- Born: May 5, 1928 Winnipeg, Manitoba, Canada
- Died: September 14, 2019 (aged 91) Winnipeg, Manitoba, Canada
- Education: University of Manitoba
- Known for: President of the Royal Winnipeg Ballet
- Father: James A. Richardson Sr.
- Relatives: James A. Richardson Jr. (brother); Agnes Benidickson (sister); George T. Richardson (brother);
- Awards: Order of Canada Order of Manitoba

= Kathleen M. Richardson =

Canadian philanthropist (1928–2019)

Kathleen Margaret Richardson, (May 5, 1928 – September 14, 2019) was a Canadian philanthropist, businesswoman and arts supporter.

== Biography ==
Richardson attended Kelvin High School in Winnipeg and received a B.A. from the University of Manitoba in 1949.

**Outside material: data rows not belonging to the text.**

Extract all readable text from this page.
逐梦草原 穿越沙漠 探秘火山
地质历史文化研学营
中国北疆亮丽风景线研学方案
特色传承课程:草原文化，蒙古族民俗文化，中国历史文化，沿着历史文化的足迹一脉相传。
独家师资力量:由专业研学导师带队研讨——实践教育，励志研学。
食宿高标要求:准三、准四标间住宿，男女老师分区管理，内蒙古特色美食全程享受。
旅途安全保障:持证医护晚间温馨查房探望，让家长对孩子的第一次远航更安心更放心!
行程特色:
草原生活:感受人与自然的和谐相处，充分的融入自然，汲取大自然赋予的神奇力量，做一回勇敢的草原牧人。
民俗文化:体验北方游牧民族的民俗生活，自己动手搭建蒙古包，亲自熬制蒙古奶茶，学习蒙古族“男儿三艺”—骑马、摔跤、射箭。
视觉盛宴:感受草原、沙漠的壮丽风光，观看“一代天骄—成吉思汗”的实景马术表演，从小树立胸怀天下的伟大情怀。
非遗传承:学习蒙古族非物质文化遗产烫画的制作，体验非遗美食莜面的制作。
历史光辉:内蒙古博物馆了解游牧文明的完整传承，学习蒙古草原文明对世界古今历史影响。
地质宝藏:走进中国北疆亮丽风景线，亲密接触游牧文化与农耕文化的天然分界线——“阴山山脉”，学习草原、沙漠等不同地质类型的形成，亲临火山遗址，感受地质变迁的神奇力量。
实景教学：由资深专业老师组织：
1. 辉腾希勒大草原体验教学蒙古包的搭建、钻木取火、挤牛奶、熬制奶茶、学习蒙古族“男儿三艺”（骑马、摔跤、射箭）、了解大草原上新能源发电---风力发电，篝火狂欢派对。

She was president of the Royal Winnipeg Ballet from 1957 to 1961 and served as honorary president since 1963. She headed the Kathleen M. Richardson Foundation. In 1973, she was made an Officer of the Order of Canada and was promoted to Companion in 1993. In 2005, she was awarded the Order of Manitoba, and in 2007, the RCA Medal.

She died on September 14, 2019, at the age of 91.